After returning, he promised to turn things around. He stood in front of the entire company, he said, and apologized. He broke down and cried. Comp store sales had gone negative for the first time, down 8.6 percent, and if the declines reached 14.8 percent, Starbucks would be insolvent.
“The most important person for Starbucks then and now is the store manager,” Schultz said. “They create excitement and the brand. The brand is built by the experience every day in our stores. The store managers were the key relationship to the turnaround.”
That’s why he brought them all to New Orleans, even though the same shareholders and board members who had just brought him back as c.e.o. questioned his decision to pay $33 million to do it. The first thing the managers did was spend 50,000 hours doing community service in the Ninth Ward, the area hardest hit by Katrina three years before. “We began to rekindle the values and guiding principals of the company, the balance and benevolence between profits and responsibility,” he said.
Then came the moment of truth, his $33-million speech.
“We made the mistake in ’07 and ’08 of talking about millions of customers and thousands of stores,” he said. “That’s ridiculous. The moment of truth for Starbucks, and for all of you, is one customer, one Starbucks partner wearing that green apron, and that one experience based on the best-tasting coffee on the planet. We have to live up to that and overachieve, so they not only come back, but tell a friend.”
He asked the store managers not to be bystanders. “How many things do you see, just on the edge of mediocrity, that we overlook? It’s not about title, not about manager, district manager or part-time. We are all wearing the green apron,” Schultz said. “We’re all accountable. You can no longer be bystanders to anything we see. The world does not need Starbucks Coffee. It’s completely discretionary. There are hundreds of places across the street that can provide coffee for a lower price.”
The following year, in response to quality concerns about the actual coffee, Schultz closed every store for retraining on how to make coffee. “Can you imagine that,” he asked the NRA audience. “The admission of guilt. The embarrassment. But it was truthful. It galvanized our people to understand that we were going to return to our roots and heritage of community, quality and consistency, and not compromising and not chasing comp store sales, of focusing on one thing: exceeding customers and our own people’s expectations.”
Comp store sales never got worse and in 2011, Starbucks posted record revenue that was topped last year as the stock price soared to new highs. The value of the company that now numbered more than 18,000 stores had grown to $48 billion.
“People want to be part of something larger than themselves, working for a company they believe in,” Schultz said in closing. “We want to create a connection with our customers, too, not only based on a ringing cash register, but by demonstrating a heartfelt commitment to the community they live in…
“I would submit that those companies that differentiate not only on features, benefits and operations, but on values, culture and the essence of this trust will be the companies that will win,” Schultz said. “Customers want to support companies whose values are compatible with their own.”

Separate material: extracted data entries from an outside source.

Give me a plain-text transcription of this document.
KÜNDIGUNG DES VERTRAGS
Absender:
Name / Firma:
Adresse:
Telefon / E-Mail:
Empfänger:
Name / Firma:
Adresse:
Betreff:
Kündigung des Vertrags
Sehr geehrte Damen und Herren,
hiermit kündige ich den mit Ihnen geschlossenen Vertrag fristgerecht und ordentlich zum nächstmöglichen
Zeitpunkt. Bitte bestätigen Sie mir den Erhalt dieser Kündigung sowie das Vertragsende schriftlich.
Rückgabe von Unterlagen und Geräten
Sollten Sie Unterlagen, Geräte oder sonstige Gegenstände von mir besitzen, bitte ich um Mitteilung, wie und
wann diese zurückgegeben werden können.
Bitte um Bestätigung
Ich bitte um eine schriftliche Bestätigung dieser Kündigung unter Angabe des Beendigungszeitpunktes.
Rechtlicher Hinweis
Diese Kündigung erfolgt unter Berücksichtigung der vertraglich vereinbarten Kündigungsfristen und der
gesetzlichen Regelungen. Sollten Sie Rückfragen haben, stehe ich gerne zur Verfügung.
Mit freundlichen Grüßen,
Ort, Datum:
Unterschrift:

Through the years, Schultz has demonstrated that commitment to community. In 2011, he spearheaded a program called “Create Jobs for USA,” a campaign designed to foster and sustain small business job creation. He’s also written best-selling books— Onward: How Starbucks Fought for Its Life without Losing Its Soul (2011) and Pour Your Heart Into It (1997) —and donated all the profits to the Starbucks Foundation, which supports the company’s commitment to community globally, and the CUP (Caring Unites Partners) Fund, which provides financial relief to employees facing emergency situations.
“What we’ve learned the last few years, the essence of the Starbucks brand and our success is linked to the operational excellence of our business, but also to the values of our business and our customers knowing that this is a company they can believe in, trust and rely on,” Schultz concluded.